Cooper nodded. He liked the term-relative paradise-if not the concept.

“Let’s have a look,” he said.

The middleman’s Uniden answering machine contained twenty-seven messages. Cooper listened to all of them, determining that twenty of the messages had been left during the prior five days. There did not sound to be anything of substance as to his whereabouts for the evening, at least not that Cooper or Medvez could understand. Cooper took notes on a pad the middleman kept beside the answering machine.

The guy’s car and condo keys, residing on the same ring, sat on the counter in the foyer. Most of the lights in the place were on, including those in both bathrooms. The condo turned out to be a two-bed, two-bath, the second bedroom set up as a home office-Dell desktop, HP printer, Ikea file cabinets, boom box, telephone handset nestled in its charging base. The office had a view to the marsh.

With Medvez leaning, half hidden against a hallway doorjamb, Cooper rummaged through the office. He dug up little more on the man than the credit reports and related documentation provided by his sources had already told him-couple of contacts he hadn’t known about before, written here and there, but that was it. He took a few dozen shots at the password that would unlock the computer, but couldn’t hack his way in. He knew a few people who could, but that wouldn’t do him much good at the moment.

In the master bedroom, Cooper flicked on the light and discovered a very neat room, decorated about the way you’d expect a bachelor to decorate a bedroom. The drawers contained clothes that looked as though somebody else did the folding; the closet displayed two dark suits and a reasonable selection of tropical leisure wear.

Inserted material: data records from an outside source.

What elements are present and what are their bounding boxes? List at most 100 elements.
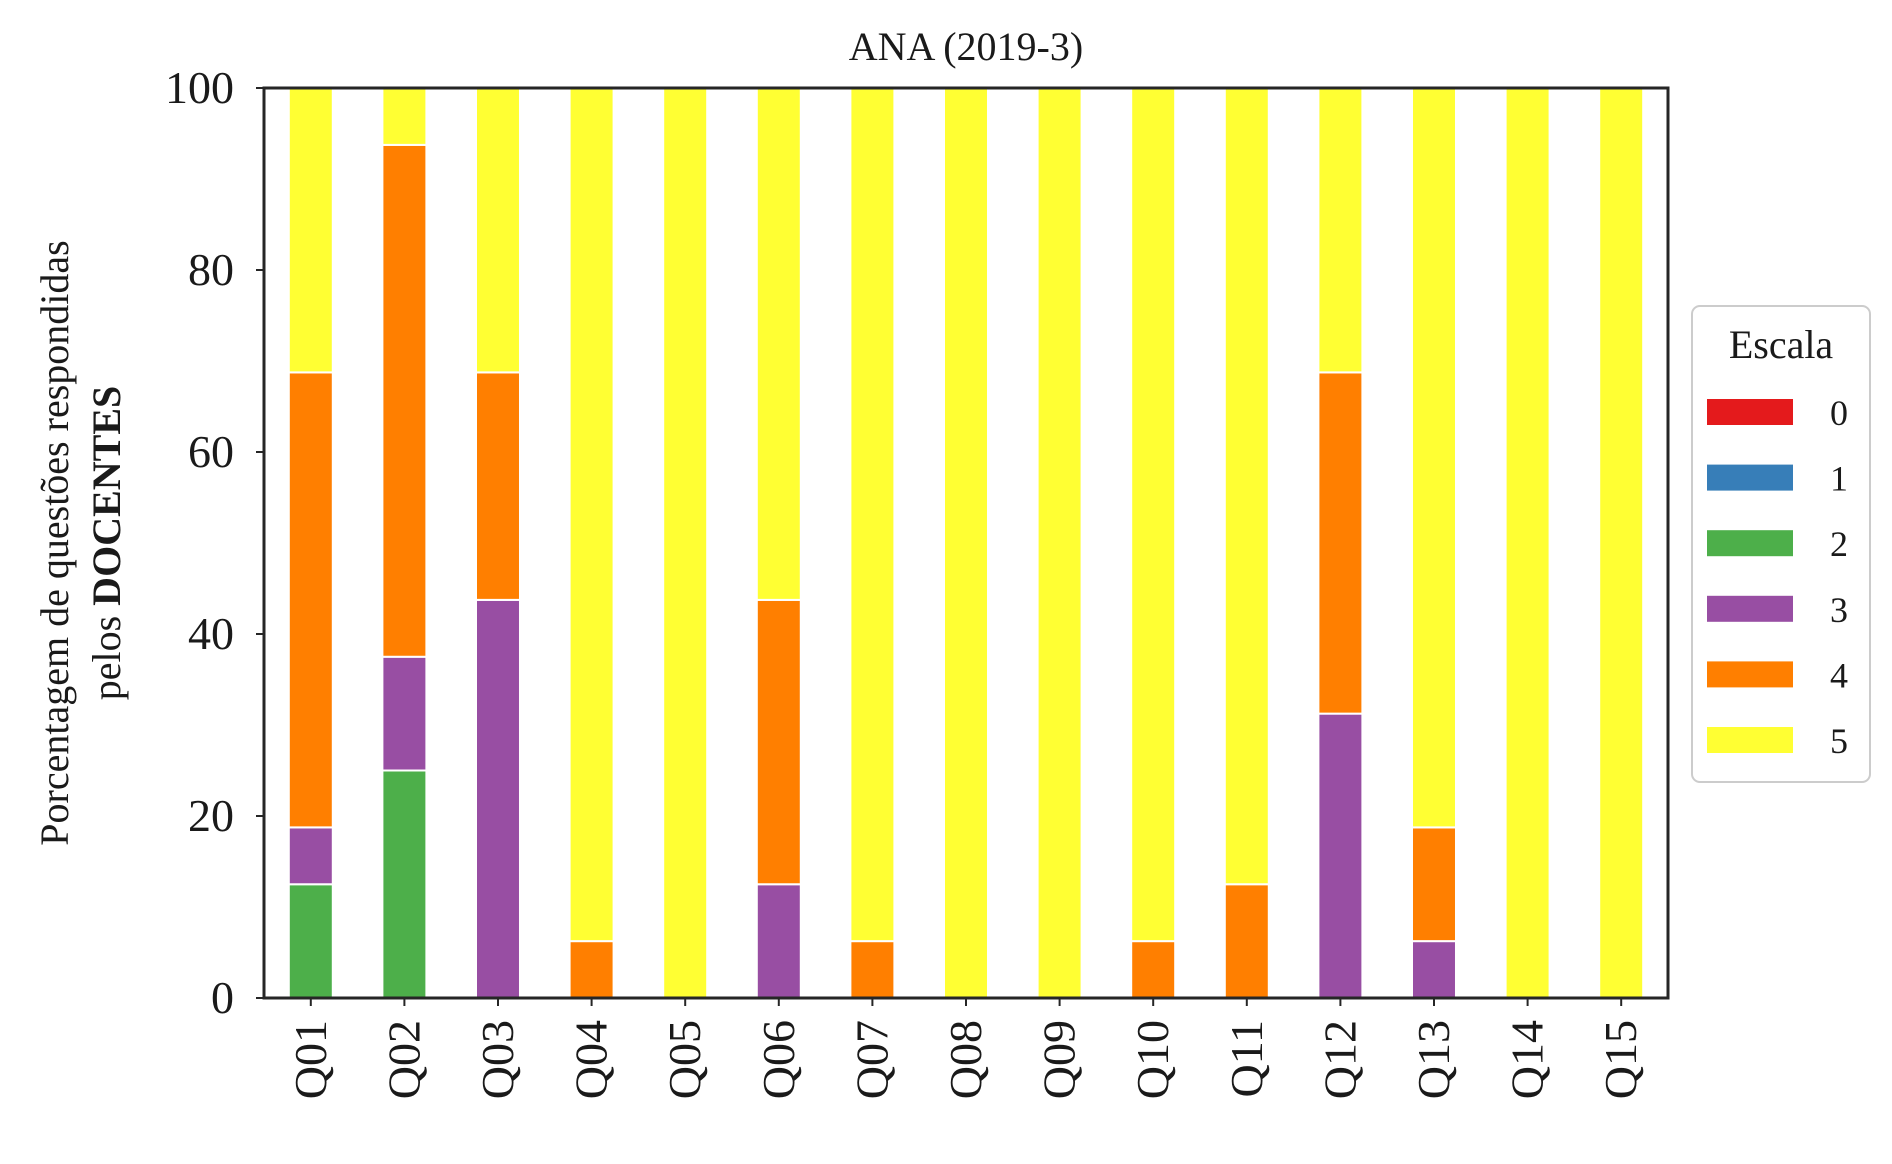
legend-swatch: [1707, 661, 1793, 688]
x-tick-label: Q10: [1127, 1020, 1178, 1099]
x-tick-label: Q02: [378, 1020, 429, 1099]
bar-Q15-escala-5: [1598, 87, 1645, 999]
bar-Q02-escala-4: [381, 143, 428, 658]
bar-Q05-escala-5: [662, 87, 709, 999]
bar-Q14-escala-5: [1504, 87, 1551, 999]
y-tick-label: 60: [188, 426, 234, 477]
y-tick-label: 100: [165, 62, 234, 113]
bar-stack-Q13: [1411, 87, 1457, 1000]
bar-stack-Q04: [568, 87, 615, 1000]
bar-Q06-escala-4: [755, 598, 802, 886]
legend-item-1: 1: [1707, 459, 1848, 499]
y-axis-label-bold: DOCENTES: [84, 386, 129, 606]
legend-item-4: 4: [1707, 655, 1848, 695]
legend-title: Escala: [1729, 322, 1834, 367]
y-axis-label: Porcentagem de questões respondidas pelo…: [32, 240, 129, 845]
y-axis-label-line2: pelos DOCENTES: [84, 386, 129, 701]
x-tick-label: Q12: [1314, 1020, 1365, 1099]
bar-Q13-escala-3: [1411, 940, 1457, 1000]
legend-label: 2: [1830, 524, 1848, 564]
y-axis-label-prefix: pelos: [84, 606, 129, 700]
legend-label: 5: [1830, 721, 1848, 761]
bar-Q02-escala-2: [381, 769, 428, 999]
legend-item-3: 3: [1707, 590, 1848, 630]
x-tick-label: Q14: [1502, 1020, 1553, 1099]
y-tick-label: 20: [188, 790, 234, 841]
legend-label: 4: [1830, 655, 1848, 695]
bar-Q12-escala-4: [1317, 371, 1364, 715]
bar-Q03-escala-4: [475, 371, 521, 601]
bar-Q04-escala-5: [568, 87, 615, 943]
bar-Q10-escala-5: [1130, 87, 1177, 943]
bar-stack-Q15: [1598, 87, 1645, 999]
bar-Q07-escala-4: [849, 940, 896, 1000]
x-tick-label: Q06: [753, 1020, 804, 1099]
legend-item-0: 0: [1707, 393, 1848, 433]
bar-Q03-escala-5: [475, 87, 521, 374]
y-tick-label: 0: [211, 972, 234, 1023]
y-axis-label-line1: Porcentagem de questões respondidas: [32, 240, 77, 845]
bar-Q10-escala-4: [1130, 940, 1177, 1000]
x-tick-label: Q03: [472, 1020, 523, 1099]
bar-stack-Q14: [1504, 87, 1551, 999]
legend-label: 1: [1830, 459, 1848, 499]
y-axis: 0 20 40 60 80 100: [165, 62, 264, 1023]
bar-stack-Q01: [287, 87, 334, 999]
bars-layer: [287, 87, 1645, 1000]
bar-Q13-escala-5: [1411, 87, 1457, 829]
legend-items: 0 1 2 3 4 5: [1707, 393, 1848, 761]
x-axis: Q01 Q02 Q03 Q04 Q05 Q06 Q07 Q08 Q09 Q10 Q11 Q12 Q13 Q…: [285, 998, 1646, 1099]
legend-swatch: [1707, 595, 1793, 622]
legend-swatch: [1707, 530, 1793, 557]
bar-stack-Q07: [849, 87, 896, 1000]
chart-title: ANA (2019-3): [849, 24, 1083, 69]
bar-Q01-escala-5: [287, 87, 334, 374]
x-tick-label: Q09: [1034, 1020, 1085, 1099]
bar-Q12-escala-3: [1317, 712, 1364, 1000]
bar-Q03-escala-3: [475, 598, 521, 1000]
legend: Escala 0 1 2 3 4 5: [1691, 305, 1871, 783]
y-tick-label: 40: [188, 608, 234, 659]
bar-Q02-escala-3: [381, 655, 428, 772]
bar-Q01-escala-2: [287, 883, 334, 999]
legend-item-5: 5: [1707, 721, 1848, 761]
y-tick-label: 80: [188, 244, 234, 295]
x-tick-label: Q07: [846, 1020, 897, 1099]
bar-Q01-escala-3: [287, 826, 334, 886]
x-tick-label: Q04: [566, 1020, 617, 1099]
bar-stack-Q10: [1130, 87, 1177, 1000]
bar-Q08-escala-5: [943, 87, 989, 999]
bar-Q11-escala-5: [1223, 87, 1270, 886]
legend-item-2: 2: [1707, 524, 1848, 564]
bar-Q07-escala-5: [849, 87, 896, 943]
bar-Q12-escala-5: [1317, 87, 1364, 374]
legend-swatch: [1707, 464, 1793, 491]
bar-Q06-escala-5: [755, 87, 802, 601]
bar-Q06-escala-3: [755, 883, 802, 999]
bar-stack-Q06: [755, 87, 802, 999]
bar-stack-Q11: [1223, 87, 1270, 999]
bar-Q09-escala-5: [1036, 87, 1083, 999]
bar-stack-Q12: [1317, 87, 1364, 1000]
bar-Q04-escala-4: [568, 940, 615, 1000]
legend-swatch: [1707, 399, 1793, 425]
x-tick-label: Q05: [659, 1020, 710, 1099]
bar-Q13-escala-4: [1411, 826, 1457, 943]
x-tick-label: Q08: [940, 1020, 991, 1099]
legend-label: 0: [1830, 393, 1848, 433]
x-tick-label: Q11: [1221, 1020, 1272, 1098]
bar-stack-Q05: [662, 87, 709, 999]
bar-stack-Q09: [1036, 87, 1083, 999]
bar-Q01-escala-4: [287, 371, 334, 829]
bar-Q11-escala-4: [1223, 883, 1270, 999]
legend-label: 3: [1830, 590, 1848, 630]
bar-stack-Q08: [943, 87, 989, 999]
legend-swatch: [1707, 727, 1793, 753]
x-tick-label: Q01: [285, 1020, 336, 1099]
x-tick-label: Q13: [1408, 1020, 1459, 1099]
bar-Q02-escala-5: [381, 87, 428, 146]
bar-stack-Q03: [475, 87, 521, 1000]
x-tick-label: Q15: [1595, 1020, 1646, 1099]
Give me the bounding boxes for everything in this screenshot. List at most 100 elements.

There was some milk getting close to the spoil date and a pair of Bud Lights in the fridge, but nothing else worth noting anywhere in the condo.

Medvez, who had not moved from his place against the doorjamb, said, “You know what you’re doing, don’t you?”

Ignoring the comment, Cooper made one last swing through, his tour concluding in the foyer, where the answering machine lay. He had the sense, from no specific evidence, that the man who’d been living here was no longer around-at all.